Longtime Palmer principal a voice for a new audience

Wolfgang Winter prepares to call the starting lineups prior to a
Mat-Su Miners game Tuesday at Hermon Brothers Field in Palmer.
Winter, who’s also Palmer High School principal, has served as
Wolfgang Winter prepares to call the starting lineups prior to a Mat-Su Miners game Tuesday at Hermon Brothers Field in Palmer. Winter, who’s also Palmer High School principal, has served as the Miners’ public address announcer for the last three summers. (JEREMIAH BARTZ/Frontiersman)

PALMER — Wolfgang Winter has long been a voice for Palmer High School. But for the last few summers, the longtime Palmer High principal has been the voice for a new audience.

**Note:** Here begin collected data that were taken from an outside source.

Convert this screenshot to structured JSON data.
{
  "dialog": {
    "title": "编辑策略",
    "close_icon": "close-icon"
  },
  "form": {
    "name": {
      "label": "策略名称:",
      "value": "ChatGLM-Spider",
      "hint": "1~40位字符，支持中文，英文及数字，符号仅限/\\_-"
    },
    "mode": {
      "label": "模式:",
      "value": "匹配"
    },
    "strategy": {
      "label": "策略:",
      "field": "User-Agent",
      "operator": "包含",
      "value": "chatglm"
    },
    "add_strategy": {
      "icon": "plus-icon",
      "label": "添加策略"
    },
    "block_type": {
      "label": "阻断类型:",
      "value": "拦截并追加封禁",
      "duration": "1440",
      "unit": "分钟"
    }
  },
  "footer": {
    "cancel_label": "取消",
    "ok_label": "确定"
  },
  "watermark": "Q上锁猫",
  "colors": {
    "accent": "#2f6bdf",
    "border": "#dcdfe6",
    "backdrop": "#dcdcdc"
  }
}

Winter is wrapping up his third season as the public address announcer for the Mat-Su Miners. For three years, Winter has spent about two-dozen evenings a season at Hermon Brothers Field providing a link between the fans and the action.

With a strong, almost baritone vocals, Winter belts out the starting lineups and introduces players before every at bat. Winter mixes in music over the loud speakers, popular ballpark favorites such as Bruce Springsteen’s “Glory Days,” or John Fogerty’s “Centerfield.”

Winter will call raffle numbers, recognized sponsors and signal the seventh inning stretch. Throughout he’ll mix in a bit of humor, things like saying “ouch” if a foul ball comes back and hits the press box where he sits.

“It’s fun. I want them to have fun,” Winter said of the fans. “I think me having fun is important, too. If I have fun, they sense it’s fun to be here.”

A high school principal, Winter spends countless evenings attending high school sporting events and extracurricular activities. He could take his summers off. But there are a few things that draw him to Hermon Brothers Field, the Miners’ home park, at least 25 nights a summer.

“First of all, you can’t beat the view,” Winter said before Tuesday’s game against the Peninsula Oilers, as he sat in his chair in the center of the Miners’ press box overlooking home plate. “If the game ends up getting out of hand one way or another, the view is fantastic.”

But Winter is also a fan.

“I love sports, almost all sports,” Winter said. “This is a way to stay involved and be more involved than just being a fan.”

Three years ago, Winter read in the Mat-Su Valley Frontiersman that the Miners were looking for a new public address announcer. He said he debated calling Mat-Su general manager Pete Christopher, but after seeing it listed in the paper again and again, he decided to give it a shot.

Three years later, he still enjoys providing the voice for the home crowd fans.

Winter has served as a public address announcer for many high school events. He did some radio broadcasting for high school sports while working in rural Alaska, and was even asked to help broadcast the 1-2-3A state volleyball championships about 12 years ago.

“I had the opportunity to do tag team radio with Brad Lauwers at the 1-2-3A volleyball championships at West (Anchorage High),” Winter said. “I was the principal at Nome, and he said, ‘I heard you enjoy broadcasting.’ I was able to do it, and it was kind of fun.

“They kind of put me on the spot, which was kind of nerve-wracking, they had me do interviews, which I hadn’t done before. I came up with questions I thought were appropriate and I’d heard sportscasters ask.”

Winter said he enjoys calling games, as a radio broadcaster or public address announcer, and sees himself getting more involved in the future.

“They tell me I have a pretty good voice for announcing, public address announcing, radio, I guess,” Winter said. “If I am good at it, and it’s something I enjoy doing, I could see myself doing it after retirement.”

Winter has long been a baseball fan, dating back to his childhood growing up in a German household in Northern California. Winter said his father couldn’t find a similar love for the game, but he and his two older brothers were captivated.

“My father is the stereotypical German autocratic. He called baseball the lazy man’s game. I understand the perspective. In any given play, when you’re on defense, there could be as few as one person or two (involved in the play),” Winter said. “Eight people doing nothing, seven or six. I understand the perspective he had, but it’s the first sport I remember enjoying as a kid.

“My two older brothers got into it, in terms of being fans. We’d listen to all of the (Oakland Athletics) and (San Francisco) Giants games on the radio all the time. So that’s the first sport I remember getting into, knowing the rules and the players, and all of the other sports sort of followed.”

Since Winter has been with the Miners, he’s had the chance to witness a number of memorable moments from his seat in the press box. He lists the games that clinched the Miners an Alaska Baseball League title in 2009 and 2010 near the top of the list. Winter also won’t forget former Miners catcher Casey Coyle proposing to his girlfriend before a game earlier this season.

“That was one of the more fun things.” Winter said. “That was kind of cool.”